Why Ron Paul Faces An Uphill Battleby Doug Mataconis
It’s hard to win with a campaign based on liberty, when so many Americans don’t seem to really believe in it:
WASHINGTON — Sixty-five percent of Americans believe that the nation’s founders intended the U.S. to be a Christian nation and 55% believe that the Constitution establishes a Christian nation, according to the “State of the First Amendment 2007” national survey released today by the First Amendment Center.
The survey also found that 71% of Americans would limit the amount a corporation or union could contribute to a political campaign, with 64% favoring such a limit on individual contributions. Sixty-two percent would limit the amount a person could contribute to his or her own campaign. Support for such limits increased from the 2000 survey in all three areas: by nine percentage points in favor of limits on self-funding, by seven points concerning limits on individual contributions to someone else; and by three points on limits on corporations and unions.
The First Amendment Center has conducted the annual survey since 1997. This year’s survey, being released to mark both annual Constitution Day (Sept. 17) activities and the sixth anniversary of the 9/11 terrorist attacks, also found:
- Just 56% believe that the freedom to worship as one chooses extends to all religious groups, regardless of how extreme — down 16 points from 72% in 2000.

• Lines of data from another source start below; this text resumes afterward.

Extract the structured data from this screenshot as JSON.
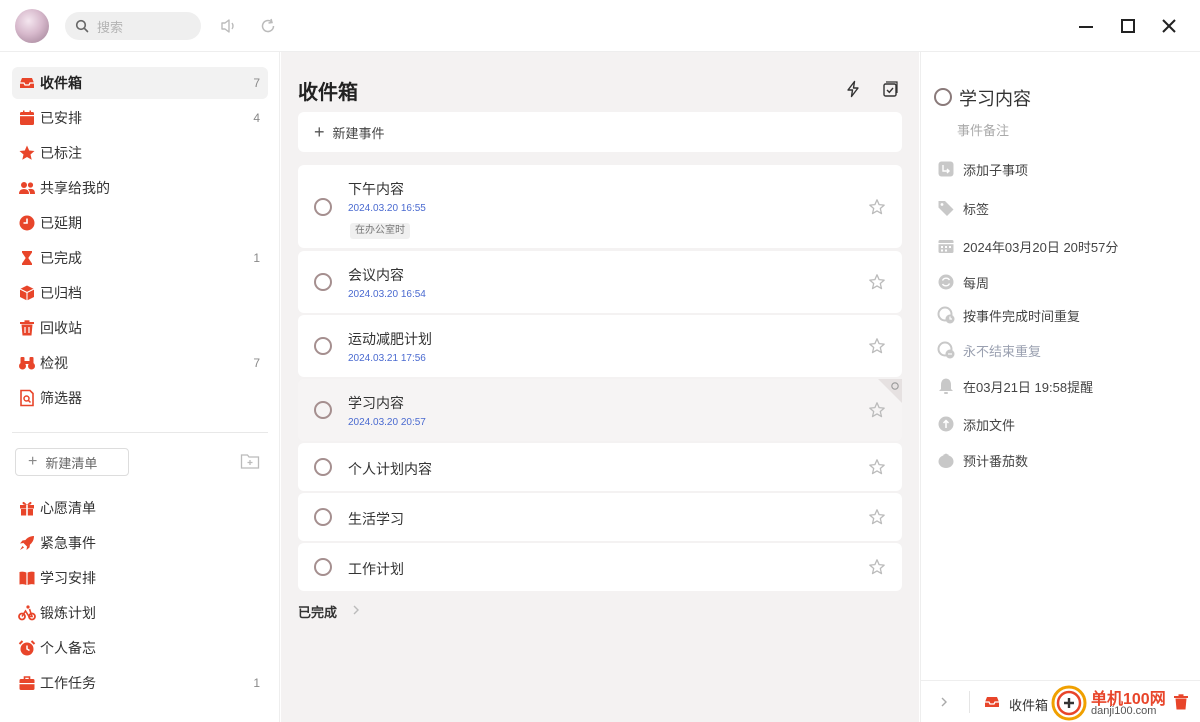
{
  "colors": {
    "accent": "#e8452a",
    "date_blue": "#4a6ad0",
    "main_bg": "#f4f2f2"
  },
  "search": {
    "placeholder": "搜索"
  },
  "sidebar": {
    "items": [
      {
        "label": "收件箱",
        "count": "7",
        "icon": "inbox-icon"
      },
      {
        "label": "已安排",
        "count": "4",
        "icon": "calendar-icon"
      },
      {
        "label": "已标注",
        "count": "",
        "icon": "star-icon"
      },
      {
        "label": "共享给我的",
        "count": "",
        "icon": "people-icon"
      },
      {
        "label": "已延期",
        "count": "",
        "icon": "clock-icon"
      },
      {
        "label": "已完成",
        "count": "1",
        "icon": "hourglass-icon"
      },
      {
        "label": "已归档",
        "count": "",
        "icon": "box-icon"
      },
      {
        "label": "回收站",
        "count": "",
        "icon": "trash-icon"
      },
      {
        "label": "检视",
        "count": "7",
        "icon": "binoculars-icon"
      },
      {
        "label": "筛选器",
        "count": "",
        "icon": "filter-icon"
      }
    ],
    "new_list_label": "新建清单",
    "lists": [
      {
        "label": "心愿清单",
        "count": "",
        "icon": "gift-icon"
      },
      {
        "label": "紧急事件",
        "count": "",
        "icon": "rocket-icon"
      },
      {
        "label": "学习安排",
        "count": "",
        "icon": "book-icon"
      },
      {
        "label": "锻炼计划",
        "count": "",
        "icon": "bike-icon"
      },
      {
        "label": "个人备忘",
        "count": "",
        "icon": "alarm-icon"
      },
      {
        "label": "工作任务",
        "count": "1",
        "icon": "briefcase-icon"
      }
    ]
  },
  "main": {
    "title": "收件箱",
    "new_task_label": "新建事件",
    "tasks": [
      {
        "title": "下午内容",
        "date": "2024.03.20 16:55",
        "tag": "在办公室时"
      },
      {
        "title": "会议内容",
        "date": "2024.03.20 16:54"
      },
      {
        "title": "运动减肥计划",
        "date": "2024.03.21 17:56"
      },
      {
        "title": "学习内容",
        "date": "2024.03.20 20:57"
      },
      {
        "title": "个人计划内容"
      },
      {
        "title": "生活学习"
      },
      {
        "title": "工作计划"
      }
    ],
    "completed_label": "已完成"
  },
  "detail": {
    "title": "学习内容",
    "note_placeholder": "事件备注",
    "rows": [
      {
        "text": "添加子事项",
        "icon": "subtask-icon"
      },
      {
        "text": "标签",
        "icon": "tag-icon"
      },
      {
        "text": "2024年03月20日 20时57分",
        "icon": "calendar-icon"
      },
      {
        "text": "每周",
        "icon": "repeat-icon"
      },
      {
        "text": "按事件完成时间重复",
        "icon": "repeat-clock-icon"
      },
      {
        "text": "永不结束重复",
        "icon": "repeat-end-icon"
      },
      {
        "text": "在03月21日 19:58提醒",
        "icon": "bell-icon"
      },
      {
        "text": "添加文件",
        "icon": "attach-icon"
      },
      {
        "text": "预计番茄数",
        "icon": "tomato-icon"
      }
    ],
    "footer_list": "收件箱",
    "watermark_title": "单机100网",
    "watermark_url": "danji100.com"
  }
}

- 58% of Americans would prevent protests during a funeral procession, even on public streets and sidewalks; and 74% would prevent public school students from wearing a T-shirt with a slogan that might offend others.
- 34% (lowest since the survey first was done in 1997) think the press “has too much freedom,” but 60% of Americans disagree with the statement that the press tries to report the news without bias, and 62% believe the making up of stories is a widespread problem in the news media — down only slightly from 2006.
- 25% said “the First Amendment goes too far in the rights it guarantees,” well below the 49% recorded in the 2002 survey that followed the 9/11 terrorist attacks in 2001, but up from 18% in 2006.
Depressing, just utterly, utterly depressing.